¿Por qué
tendremos una tía tan temerosa de caerse de espaldas?
Hace años que la familia lucha para curarla de su
obsesión, pero ha llegado la hora de confesar
nuestro fracaso. Por más que hagamos, tía tiene
miedo de caerse de espaldas; y su inocente manía nos
afecta a todos, empezando por mi padre, que
fraternalmente la acompaña a cualquier parte y va
mirando el piso para que tía pueda caminar sin
preocupaciones, mientras mi madre se esmera en barrer
el patio varias veces al día, mis hermanas recogen
las pelotas de tenis con que se divierten
inocentemente en la terraza y mis primos borran toda
huella imputable a los perros, gatos, tortugas y
gallinas que proliferan en casa. Pero no sirve de
nada, tía sólo se resuelve a cruzar las
habitaciones después de un largo titubeo,
interminables observaciones oculares y palabras
destempladas a todo chico que ande por ahí en ese
momento. Después se pone en marcha, apoyando primero
un pie y moviéndolo como un boxeador en el cajón de
resina, después el otro, trasladando el cuerpo en un
desplazamiento que en nuestra infancia nos parecía
majestuoso, y tardando varios minutos para ir de una
puerta a otra. Es algo horrible.
Varias veces la familia ha procurado que mi tía
explicara con alguna coherencia su temor a caerse de
espaldas. En una ocasión fue recibida con un
silencio que se hubiera podido cortar con guadaña;
pero una noche, después de un vasito de hesperidina,
tía condescendió a insinuar que si se caía de
espaldas no podría volver a levantarse. A la
elemental observación de que treinta y dos miembros
de la familia estaban dispuestos a acudir en su
auxilio, respondió con una mirada lánguida y dos
palabras: «Lo mismo». Días después mi hermano el
mayor me llamó por la noche a la cocina y me mostró
una cucaracha caída de espaldas debajo de la pileta.
Sin decirnos nada asistimos a su vana y larga lucha
por enderezarse, mientras otras cucarachas, venciendo
la intimidación de la luz, circulaban por el piso y
pasaban rozando a la que yacia en posición decúbito
dorsal.
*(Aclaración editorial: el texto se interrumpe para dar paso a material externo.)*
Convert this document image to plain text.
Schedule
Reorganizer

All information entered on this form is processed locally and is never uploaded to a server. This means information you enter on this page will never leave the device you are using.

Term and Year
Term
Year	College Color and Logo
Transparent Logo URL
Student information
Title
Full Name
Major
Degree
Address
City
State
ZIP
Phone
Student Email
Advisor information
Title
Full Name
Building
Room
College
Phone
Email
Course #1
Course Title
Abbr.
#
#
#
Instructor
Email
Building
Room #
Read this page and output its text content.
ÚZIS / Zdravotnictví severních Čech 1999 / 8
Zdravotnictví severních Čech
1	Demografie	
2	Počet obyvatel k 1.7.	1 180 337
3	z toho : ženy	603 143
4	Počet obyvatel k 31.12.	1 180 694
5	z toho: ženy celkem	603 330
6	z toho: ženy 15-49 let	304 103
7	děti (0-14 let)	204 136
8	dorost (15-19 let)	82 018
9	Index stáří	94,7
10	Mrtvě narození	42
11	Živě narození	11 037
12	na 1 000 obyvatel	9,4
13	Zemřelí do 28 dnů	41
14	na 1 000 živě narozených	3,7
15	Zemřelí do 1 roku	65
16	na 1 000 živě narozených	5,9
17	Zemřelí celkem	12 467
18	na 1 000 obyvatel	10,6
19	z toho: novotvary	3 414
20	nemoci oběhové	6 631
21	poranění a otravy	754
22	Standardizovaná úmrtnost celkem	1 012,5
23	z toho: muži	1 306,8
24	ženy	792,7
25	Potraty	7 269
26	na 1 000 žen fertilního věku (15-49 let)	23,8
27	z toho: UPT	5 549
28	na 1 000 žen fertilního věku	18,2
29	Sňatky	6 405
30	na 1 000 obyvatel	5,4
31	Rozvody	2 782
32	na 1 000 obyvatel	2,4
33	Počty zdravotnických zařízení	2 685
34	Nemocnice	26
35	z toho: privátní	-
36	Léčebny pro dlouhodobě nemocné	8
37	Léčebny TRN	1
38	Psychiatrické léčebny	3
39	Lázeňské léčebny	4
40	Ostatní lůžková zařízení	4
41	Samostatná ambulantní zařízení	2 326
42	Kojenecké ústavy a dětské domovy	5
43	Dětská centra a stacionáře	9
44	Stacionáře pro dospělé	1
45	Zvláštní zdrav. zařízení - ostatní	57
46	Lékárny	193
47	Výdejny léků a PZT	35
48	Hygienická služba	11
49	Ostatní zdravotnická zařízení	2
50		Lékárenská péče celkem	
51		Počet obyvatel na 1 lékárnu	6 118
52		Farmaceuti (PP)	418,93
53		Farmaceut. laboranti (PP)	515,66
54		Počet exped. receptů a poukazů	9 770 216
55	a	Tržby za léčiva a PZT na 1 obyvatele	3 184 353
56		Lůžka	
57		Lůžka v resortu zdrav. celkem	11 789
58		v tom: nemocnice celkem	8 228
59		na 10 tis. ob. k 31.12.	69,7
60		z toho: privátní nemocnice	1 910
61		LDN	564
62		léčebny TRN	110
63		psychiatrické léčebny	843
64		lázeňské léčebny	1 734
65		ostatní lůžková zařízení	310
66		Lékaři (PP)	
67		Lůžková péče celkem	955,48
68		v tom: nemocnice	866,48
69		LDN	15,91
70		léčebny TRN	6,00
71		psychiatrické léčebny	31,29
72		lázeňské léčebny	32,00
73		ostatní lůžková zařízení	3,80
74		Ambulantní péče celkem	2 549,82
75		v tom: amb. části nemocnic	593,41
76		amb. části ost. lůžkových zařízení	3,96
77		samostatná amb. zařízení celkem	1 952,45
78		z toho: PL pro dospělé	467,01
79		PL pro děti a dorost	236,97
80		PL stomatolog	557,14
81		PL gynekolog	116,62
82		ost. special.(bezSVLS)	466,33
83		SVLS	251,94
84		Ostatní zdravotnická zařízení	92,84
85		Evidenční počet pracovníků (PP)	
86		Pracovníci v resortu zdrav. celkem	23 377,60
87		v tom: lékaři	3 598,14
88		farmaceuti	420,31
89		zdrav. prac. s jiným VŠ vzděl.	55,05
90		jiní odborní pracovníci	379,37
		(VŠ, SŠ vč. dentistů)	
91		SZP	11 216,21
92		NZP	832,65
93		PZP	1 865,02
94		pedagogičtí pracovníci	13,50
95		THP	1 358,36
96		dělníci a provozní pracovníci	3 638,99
Nos fuimos a la cama con una marcada melancolía,
y por una razón u otra nadie volvió a interrogar a
tía; nos limitamos a aliviar en lo posible su miedo,
acompañarla a todas partes, darle el brazo y
comprarle cantidad de zapatos con suelas
antideslizantes y otros dispositivos estabilizadores.
La vida siguió así, y no era peor que otras vidas.